Neuere Untersuchungen mit dem Hubble Space Telekop und besonders Infrarotaufnahmen des Spitzer Weltraumteleskops ergaben eine höhere Albedo und damit einen kleineren Wert für den Durchmesser von etwa 890±70 km. Außerdem entdeckte man mit Hubble einen Mond namens Weywot.

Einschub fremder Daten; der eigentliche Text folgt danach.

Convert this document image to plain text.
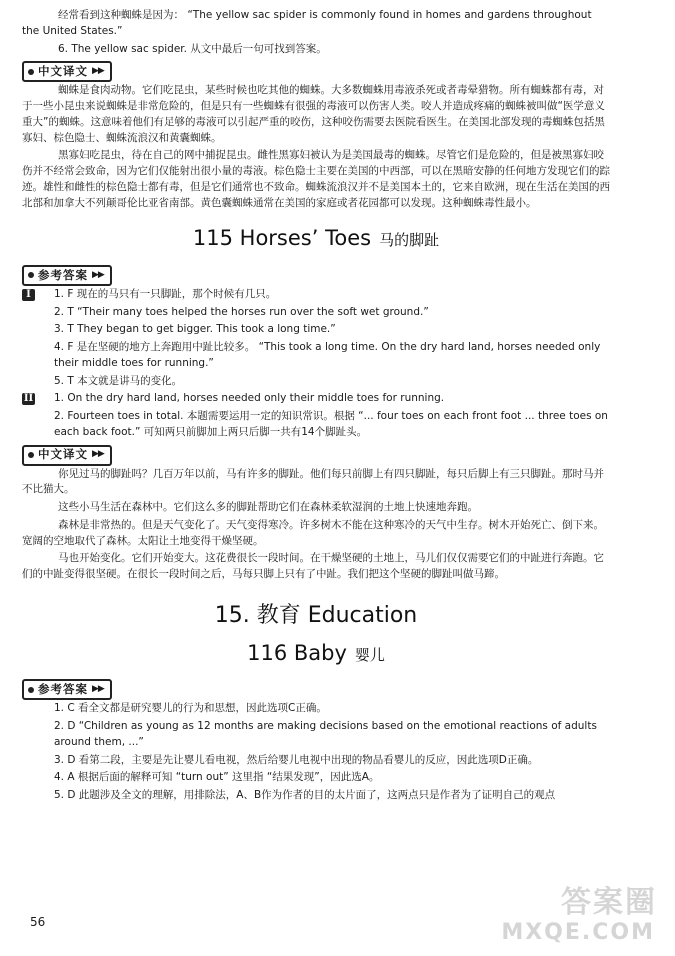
经常看到这种蜘蛛是因为： “The yellow sac spider is commonly found in homes and gardens throughout the United States.”

6. The yellow sac spider. 从文中最后一句可找到答案。

中文译文 ▶▶

蜘蛛是食肉动物。它们吃昆虫，某些时候也吃其他的蜘蛛。大多数蜘蛛用毒液杀死或者毒晕猎物。所有蜘蛛都有毒，对于一些小昆虫来说蜘蛛是非常危险的，但是只有一些蜘蛛有很强的毒液可以伤害人类。咬人并造成疼痛的蜘蛛被叫做“医学意义重大”的蜘蛛。这意味着他们有足够的毒液可以引起严重的咬伤，这种咬伤需要去医院看医生。在美国北部发现的毒蜘蛛包括黑寡妇、棕色隐士、蜘蛛流浪汉和黄囊蜘蛛。

黑寡妇吃昆虫，待在自己的网中捕捉昆虫。雌性黑寡妇被认为是美国最毒的蜘蛛。尽管它们是危险的，但是被黑寡妇咬伤并不经常会致命，因为它们仅能射出很小量的毒液。棕色隐士主要在美国的中西部，可以在黑暗安静的任何地方发现它们的踪迹。雄性和雌性的棕色隐士都有毒，但是它们通常也不致命。蜘蛛流浪汉并不是美国本土的，它来自欧洲，现在生活在美国的西北部和加拿大不列颠哥伦比亚省南部。黄色囊蜘蛛通常在美国的家庭或者花园都可以发现。这种蜘蛛毒性最小。

115 Horses’ Toes 马的脚趾
参考答案 ▶▶
I	1. F 现在的马只有一只脚趾，那个时候有几只。

2. T “Their many toes helped the horses run over the soft wet ground.”

3. T They began to get bigger. This took a long time.”

4. F 是在坚硬的地方上奔跑用中趾比较多。 “This took a long time. On the dry hard land, horses needed only their middle toes for running.”

5. T 本文就是讲马的变化。

II	1. On the dry hard land, horses needed only their middle toes for running.

2. Fourteen toes in total. 本题需要运用一定的知识常识。根据 “... four toes on each front foot ... three toes on each back foot.” 可知两只前脚加上两只后脚一共有14个脚趾头。

中文译文 ▶▶

你见过马的脚趾吗？几百万年以前，马有许多的脚趾。他们每只前脚上有四只脚趾，每只后脚上有三只脚趾。那时马并不比猫大。

这些小马生活在森林中。它们这么多的脚趾帮助它们在森林柔软湿润的土地上快速地奔跑。

森林是非常热的。但是天气变化了。天气变得寒冷。许多树木不能在这种寒冷的天气中生存。树木开始死亡、倒下来。宽阔的空地取代了森林。太阳让土地变得干燥坚硬。

马也开始变化。它们开始变大。这花费很长一段时间。在干燥坚硬的土地上，马儿们仅仅需要它们的中趾进行奔跑。它们的中趾变得很坚硬。在很长一段时间之后，马每只脚上只有了中趾。我们把这个坚硬的脚趾叫做马蹄。

15. 教育 Education
116 Baby 婴儿
参考答案 ▶▶

1. C 看全文都是研究婴儿的行为和思想，因此选项C正确。

2. D “Children as young as 12 months are making decisions based on the emotional reactions of adults around them, ...”

3. D 看第二段，主要是先让婴儿看电视，然后给婴儿电视中出现的物品看婴儿的反应，因此选项D正确。

4. A 根据后面的解释可知 “turn out” 这里指 “结果发现”，因此选A。

5. D 此题涉及全文的理解，用排除法，A、B作为作者的目的太片面了，这两点只是作者为了证明自己的观点

56
答案圈
MXQE.COM
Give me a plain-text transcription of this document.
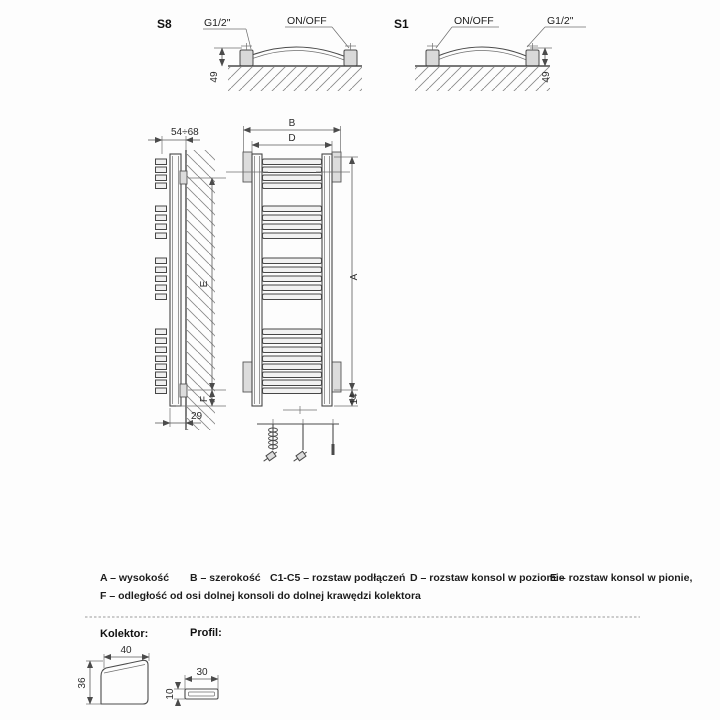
S8	G1/2"	ON/OFF
49
S1	ON/OFF	G1/2"
49
54÷68
E
F
29
B
D
A
14
A – wysokość B – szerokość C1-C5 – rozstaw podłączeń D – rozstaw konsol w poziomie
E – rozstaw konsol w pionie,
F – odległość od osi dolnej konsoli do dolnej krawędzi kolektora
Kolektor:
40
36
Profil:
30
10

Ein weiteres Merkmal von Quaoar ist seine hohe Dichte von etwa 4.2±1.3 g/cm3. Sie ist weit von der Dichte 1.0 für Wassereis entfernt, sodaß Quaoar ein Gesteinsplanet sein muss. Quaoar ist das dichteste bisher bekannte Objekt im Kuipergürtel, seine Masse ist größer als die aller Asteroiden des inneren Sonnensystem zusammengenommen. Das zweitdichteste Objekt dort ist Haumea mit 2.6 g/cm3, also schon mit großem Abstand. Man wies auf seiner Oberfläche kristallines Eis nach, das sich nur bei relativ hohen Temperaturen von etwa 110 K bilden kann. Damit ist die Oberflächentemperatur mehr als 60 K höher, als es für einen Planeten in diesem Abstand von der Sonne sein kann und es muß eine entsprechende Wärmequelle geben. Es dürfte sich entweder um eine radioaktive Wärmequelle handeln oder aber es existiert auf Quaoar eine Art von Kryovulkanismus. Dieser könnte ganz ähnlich wie auch einigen Monden des Jupiter oder Saturn (Enceladus bzw. Europa) funktionieren, wo flüssiges Wasser oder Eis ausgestoßen wird. Bleibt dabei die Frage, wodurch das Innere des Kleinplaneten erwärmt wird, um einen Kryovulkanismus zu erzeugen.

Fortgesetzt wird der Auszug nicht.